One out of every 8 women will develop breast cancer during their lifetime, and breast cancer accounts for 27% of all new cancers diagnosed in women.  Therefore, this is a very important topic for every woman to be aware of.  Screening for breast cancer traditionally involves 3 components: self breast exams and breast awareness, clinical breast exams, and mammogram imaging.  When to initiate these types of screening exams is something that should be discussed with your doctor.  It is important for women to be aware of their family histories of breast cancer. It is helpful if you can notify your doctor of each person affected in your family, and the age at which they were diagnosed.  In general, breast self-awareness is recommended for women of all ages, clinical examinations can begin at age 20 and take place every 1-3 years, and mammogram screening should begin at age 40 and take place annually.

What is breast self-awareness?  This is defined as a woman’s awareness of the normal appearance and feel of her breast.  Greater than 70% of cancers diagnosed in women under the age of 50 are detected by women themselves. This is true for approximately 50% of women over the age of 50.  Women should be aware of their own breast and monitor them regularly for changes. This does not necessarily mean that a systematic examination should be performed, but does mean that when daily observation and monitoring reveals a change they should notify their physician even if they have had a recent clinical exam or mammogram that was normal. 8-17% of breast cancers will be missed by mammogram.

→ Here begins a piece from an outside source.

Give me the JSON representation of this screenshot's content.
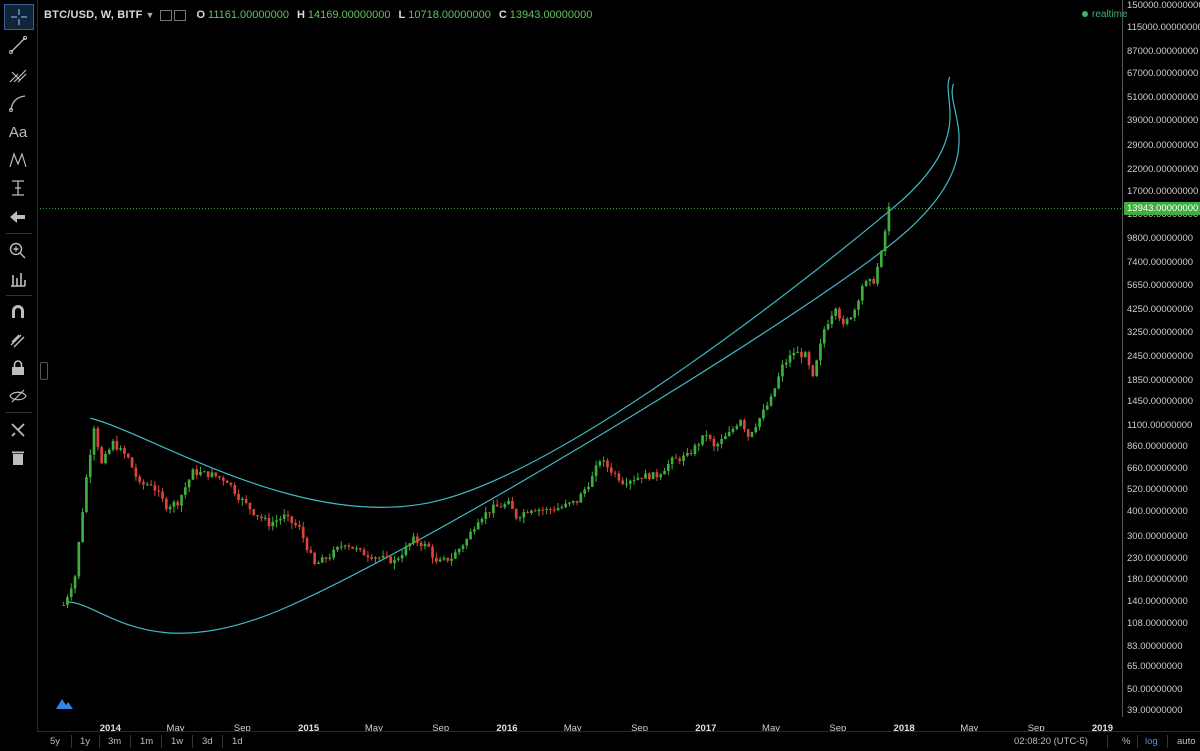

When practicing breast self-awareness you should notify your physician if you notice changes in the appearance of your breast. Changes of the shape or size, particularly if only present in one breast, are important as are changes in skin texture, streaking or dimpling on the skin. Changes in the nipples, if they become inverted or if they begin leaking, especially if the fluid is not clear or white, is also important.  If bloody discharge is noted from the nipples your physician should be notified immediately.  Then of course any lump or mass that is identified should undergo further evaluation.

Not every finding in breast will be cancer. There are several benign breast diseases commonly encountered in young women. These include fibrocystic breast changes, breast cysts, fibroadenomas, and mastitis.  Fibrocystic breast are diagnosed when the breasts feel swollen and lumpy. They are typically tender. There is no specific treatment for this condition, but a well-fitting bra, over the counter medications such as ibuprofen, and application of heat or ice can improve symptoms.  Breast cysts are small fluid filled sacs that can be present in a variety of sizes. Some feel soft and springy, others are more firm.  They are typically tender and may become more so around the time of your menses. Like fibrocystic breast, this is more common in women less than 50, but may be present following menopause in women on hormone therapy. When cysts become large or painful they may be drained by your physician, or can be surgically removed.  Fibroadenomas are breast masses that are solid.  They can be present in both breasts, and are not typically painful. They have a smooth and well defined shape. They do not require treatment but can be surgically removed. Lastly, mastitis is an infection in the breast most commonly caused by clogged milk ducts in women who are breast feeding. This is commonly treated with antibiotics.

In conclusion, breast cancer is a prevalent disease in women that is better treated when identified early. Self breast awareness, clinical examinations and mammograms are used to screen for this disease and are an important component of each woman’s health maintenance.  Not all breast findings are related to cancer, and there are a variety of benign conditions that can be identified in the breast. Nevertheless, all findings should be reported to your doctor to be appropriately evaluated and monitored when necessary.